If you're trying to keep it warm, that's a feature; viscosity creates friction which generates heat. If e.g. alcohol can be added to keep the water from freezing, it would be a lot better than adding seawater (which only depresses the freezing point to -1.8°C).
The advantage of seawater: it's a little cheaper and easier to obtain. OTOH, I suppose eliminating the corrosiveness of seawater would be worth a little purification.
I'm surprised TAPS isn't heated - it's amazing that oil can flow all that distance without cooling to ambient temperatures.
It's my understanding that friction from viscous drag is the designed heat source.
It's weird to hear the author talk with the sense that "I hope Shale Oil can be ramped up in order to stave off recession" when the environmental (CO2 and water) costs are so horrendous for these technologies. I know which I prefer and it ain't money.
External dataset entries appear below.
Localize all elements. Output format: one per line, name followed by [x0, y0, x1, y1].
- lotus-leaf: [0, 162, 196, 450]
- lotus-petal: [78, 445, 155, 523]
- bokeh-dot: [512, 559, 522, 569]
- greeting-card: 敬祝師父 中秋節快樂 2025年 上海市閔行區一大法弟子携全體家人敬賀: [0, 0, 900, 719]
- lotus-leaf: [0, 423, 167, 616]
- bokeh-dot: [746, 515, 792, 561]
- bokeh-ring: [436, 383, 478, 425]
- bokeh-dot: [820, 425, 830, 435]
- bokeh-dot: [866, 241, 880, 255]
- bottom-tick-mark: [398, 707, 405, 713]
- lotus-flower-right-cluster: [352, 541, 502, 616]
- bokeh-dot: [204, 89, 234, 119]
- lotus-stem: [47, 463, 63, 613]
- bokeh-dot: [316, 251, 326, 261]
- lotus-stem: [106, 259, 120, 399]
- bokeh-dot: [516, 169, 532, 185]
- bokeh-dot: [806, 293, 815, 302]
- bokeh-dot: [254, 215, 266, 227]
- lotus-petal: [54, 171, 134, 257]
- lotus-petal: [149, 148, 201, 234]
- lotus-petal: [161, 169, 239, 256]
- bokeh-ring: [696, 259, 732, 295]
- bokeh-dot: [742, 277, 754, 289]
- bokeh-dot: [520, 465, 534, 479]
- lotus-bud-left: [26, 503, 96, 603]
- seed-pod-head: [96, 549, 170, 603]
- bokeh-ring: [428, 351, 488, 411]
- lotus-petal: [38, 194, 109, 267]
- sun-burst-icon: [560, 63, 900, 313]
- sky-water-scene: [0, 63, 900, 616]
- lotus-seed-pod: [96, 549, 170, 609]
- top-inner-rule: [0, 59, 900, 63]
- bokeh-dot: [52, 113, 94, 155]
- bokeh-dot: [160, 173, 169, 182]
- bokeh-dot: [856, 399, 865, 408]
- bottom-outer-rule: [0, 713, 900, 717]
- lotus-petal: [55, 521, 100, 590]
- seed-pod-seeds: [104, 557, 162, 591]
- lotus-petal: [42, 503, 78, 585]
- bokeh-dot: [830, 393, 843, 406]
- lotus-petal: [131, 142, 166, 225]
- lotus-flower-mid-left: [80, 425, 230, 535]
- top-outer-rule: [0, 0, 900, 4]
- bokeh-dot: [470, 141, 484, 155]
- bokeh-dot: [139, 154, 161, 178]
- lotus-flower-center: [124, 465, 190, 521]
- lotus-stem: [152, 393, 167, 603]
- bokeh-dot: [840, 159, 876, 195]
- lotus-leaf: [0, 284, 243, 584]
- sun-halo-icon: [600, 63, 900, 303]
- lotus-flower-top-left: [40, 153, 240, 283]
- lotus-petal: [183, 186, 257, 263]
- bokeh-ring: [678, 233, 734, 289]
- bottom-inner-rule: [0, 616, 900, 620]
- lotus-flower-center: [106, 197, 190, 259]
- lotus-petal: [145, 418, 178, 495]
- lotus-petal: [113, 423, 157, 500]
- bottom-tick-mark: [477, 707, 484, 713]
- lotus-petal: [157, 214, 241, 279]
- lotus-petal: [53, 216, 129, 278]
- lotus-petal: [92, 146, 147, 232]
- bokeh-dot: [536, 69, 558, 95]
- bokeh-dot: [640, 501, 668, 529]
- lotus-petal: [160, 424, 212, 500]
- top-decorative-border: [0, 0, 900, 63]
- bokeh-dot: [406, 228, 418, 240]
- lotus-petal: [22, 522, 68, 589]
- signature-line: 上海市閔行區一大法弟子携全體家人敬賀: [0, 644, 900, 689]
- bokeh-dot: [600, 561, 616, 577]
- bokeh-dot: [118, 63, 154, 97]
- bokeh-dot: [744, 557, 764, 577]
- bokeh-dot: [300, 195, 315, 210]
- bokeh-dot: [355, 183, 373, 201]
Good point. I wonder where they get the water from, and how they dispose of the waste water to multiply frac 30,000 wells in the Bakken by 2020. Seems like a big stretch.
I read over your blog you have some very interesting points. However,in regards to your first question (Is this really a new drilling technique?)you cite your source as wikipedia. Does this mean you trust wikipedia as a realiable source? I surely hope not, because as you know anyone in their right ( or wrong) mind can post whatever they feel is "fact" on there.
Also, you make a claim that if additional U.S. oil is produced than U.S. imports will increase as well which may "help keep the US out of recession," I would have to assume you mean that you feel the U.S. is not already in a deep recession, if not depression.